The difference, I think, is that no one is forcing anyone else, at least in THIS issue (and in any number of questions concerning others’ rights) to do anything other than accept that equal rights, in order to BE equal rights, have to apply, you know, EQUALLY to EVERYONE. No one on “my” side is forcing people to marry – or not. No one is forcing anyone else to have an abortion or use birth control. No one is forcing anyone else to observe anyone else’s religious rites. There are a great number of those on the “other” side – perhaps not you, personally, but let’s agree that this is not an unfair statement – who DO want to force those things on people, actively and with the full weight of the law behind them. That’s the part I object to.
Look, there are any number of things that any number of us find distasteful. Some people are offended by strip clubs. Some wish that their children’s schools taught only what they think is right and true and necessary for their kid to learn. Some people are deeply suspicious of religious groups and think them dangerous. We all have to learn to live together (or, if not together exactly, then at the very least in close proximity). No one’s asking anyone to ACCEPT anything personally – someone may never accept that gay people can engage in the same kind of marriage that they have, and that’s their own personal deal. What we ARE demanding (and it IS a demand) is that they TOLERATE it; that they concede that equal rights apply to everyone, even to people they may not like.

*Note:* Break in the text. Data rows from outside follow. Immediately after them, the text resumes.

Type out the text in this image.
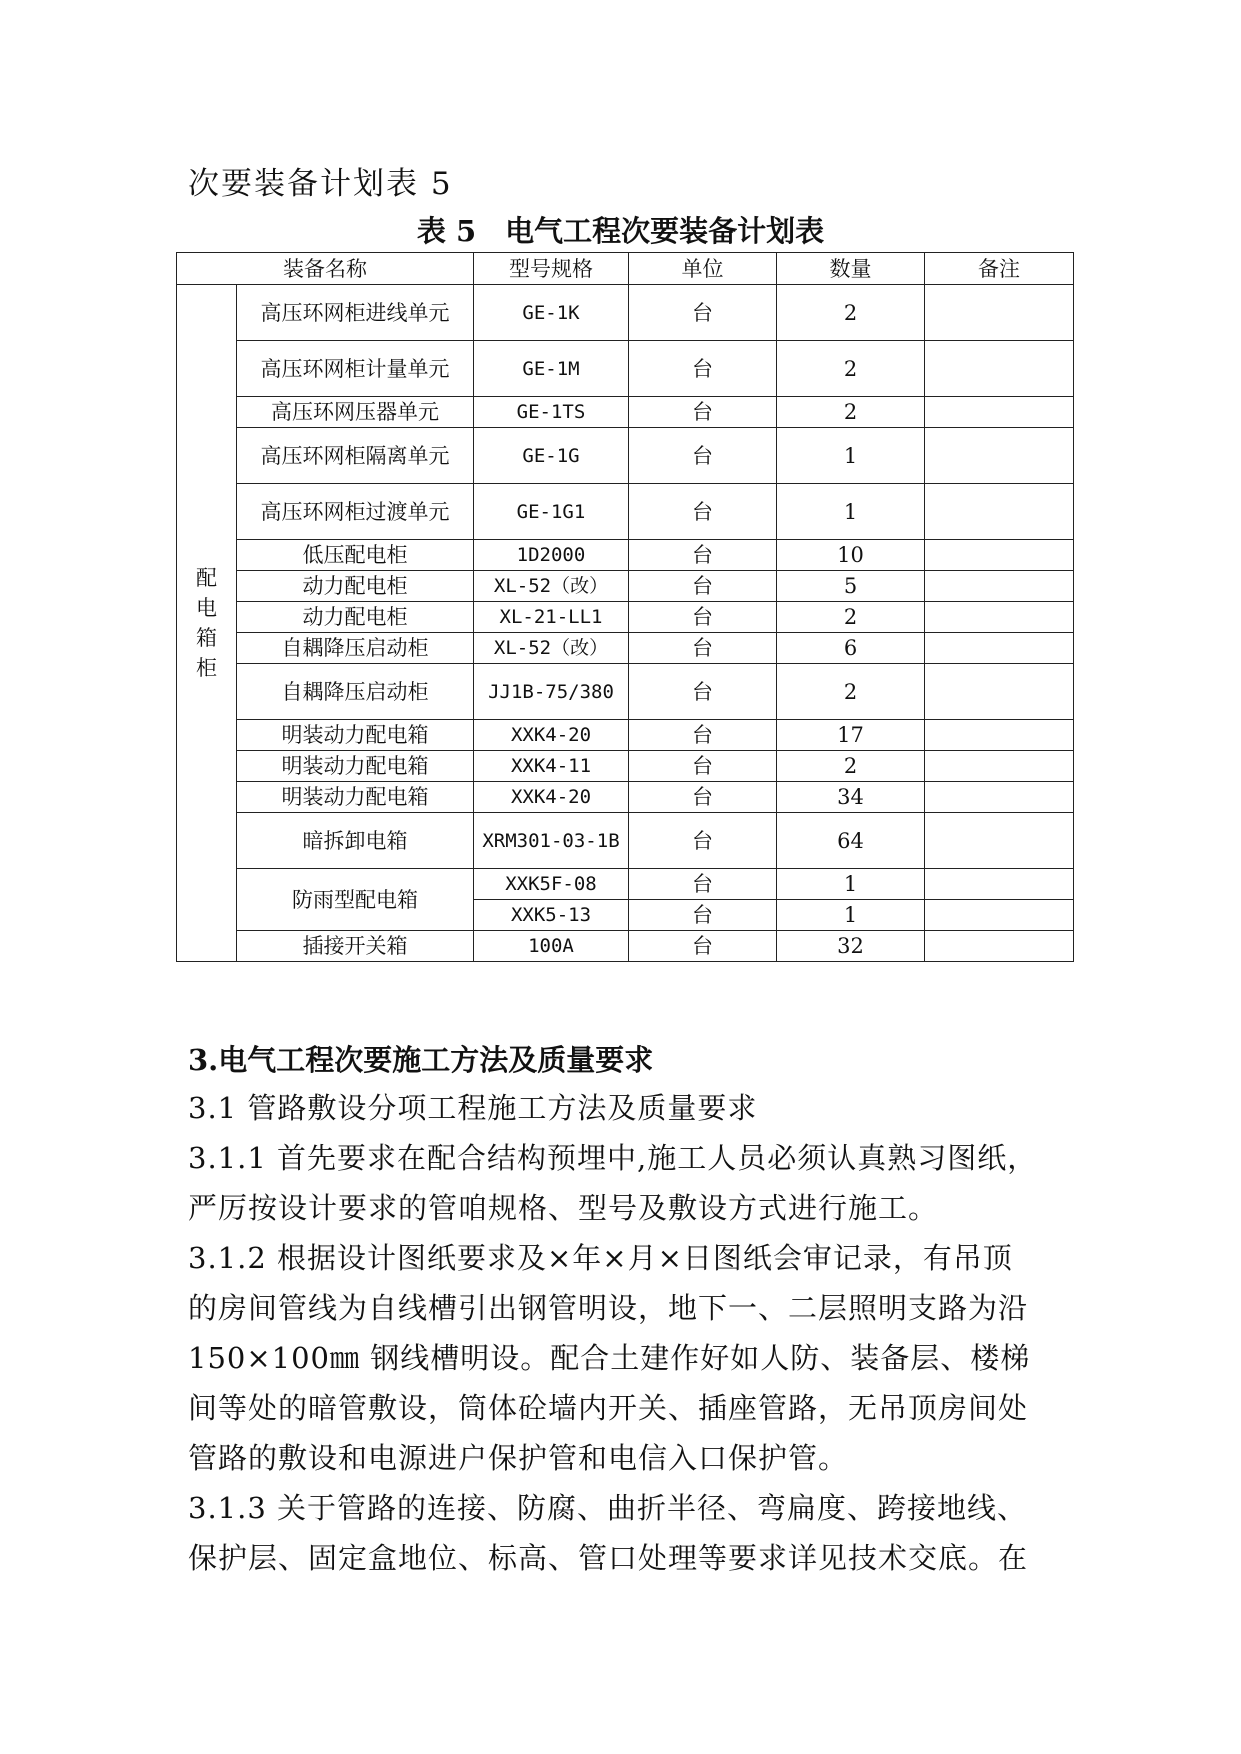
次要装备计划表 5
表 5　电气工程次要装备计划表
装备名称		型号规格	单位	数量	备注

配
电
箱
柜	高压环网柜进线单元	GE-1K	台	2	
	高压环网柜计量单元	GE-1M	台	2	
	高压环网压器单元	GE-1TS	台	2	
	高压环网柜隔离单元	GE-1G	台	1	
	高压环网柜过渡单元	GE-1G1	台	1	
	低压配电柜	1D2000	台	10	
	动力配电柜	XL-52（改）	台	5	
	动力配电柜	XL-21-LL1	台	2	
	自耦降压启动柜	XL-52（改）	台	6	
	自耦降压启动柜	JJ1B-75/380	台	2	
	明装动力配电箱	XXK4-20	台	17	
	明装动力配电箱	XXK4-11	台	2	
	明装动力配电箱	XXK4-20	台	34	
	暗拆卸电箱	XRM301-03-1B	台	64	
	防雨型配电箱	XXK5F-08	台	1	
		XXK5-13	台	1	
	插接开关箱	100A	台	32	
3.电气工程次要施工方法及质量要求
3.1 管路敷设分项工程施工方法及质量要求
3.1.1 首先要求在配合结构预埋中,施工人员必须认真熟习图纸，
严厉按设计要求的管咱规格、型号及敷设方式进行施工。
3.1.2 根据设计图纸要求及×年×月×日图纸会审记录，有吊顶
的房间管线为自线槽引出钢管明设，地下一、二层照明支路为沿
150×100㎜ 钢线槽明设。配合土建作好如人防、装备层、楼梯
间等处的暗管敷设，筒体砼墙内开关、插座管路，无吊顶房间处
管路的敷设和电源进户保护管和电信入口保护管。
3.1.3 关于管路的连接、防腐、曲折半径、弯扁度、跨接地线、
保护层、固定盒地位、标高、管口处理等要求详见技术交底。在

It’s a big comparison, but I’m going to make it, anyway; 146-odd years ago, there was a significant portion of the country wanted NOTHING to do with black people partaking in the same rights as they had (let’s remember that Delaware refused to ratify the 13th Amendment until 1901, for crying out loud), and even in our lifetimes (well, MY lifetime; I don’t know how old you are, Brandon, but I suspect this is true of most of my readers), there was still legalized segregation in a shameful number of places. “We” (at least, a majority of us) recognized this was wrong, and we worked and fought (and bled and died) to fix it (as much as we did, that is; we’ve still got quite a long way to go).
I really don’t think that this is an unfair parallel to make; what’s happening with this issue (and in a lot of other places) is WRONG, and serves no other purpose than to make a minority of frightened, narrow-minded people feel a little better about themselves and their place in the world. I’m sorry if freedom and equality make those people uncomfortable, but I’m not sorry enough to give up my rights (or the rights of my fellows) to make them feel better.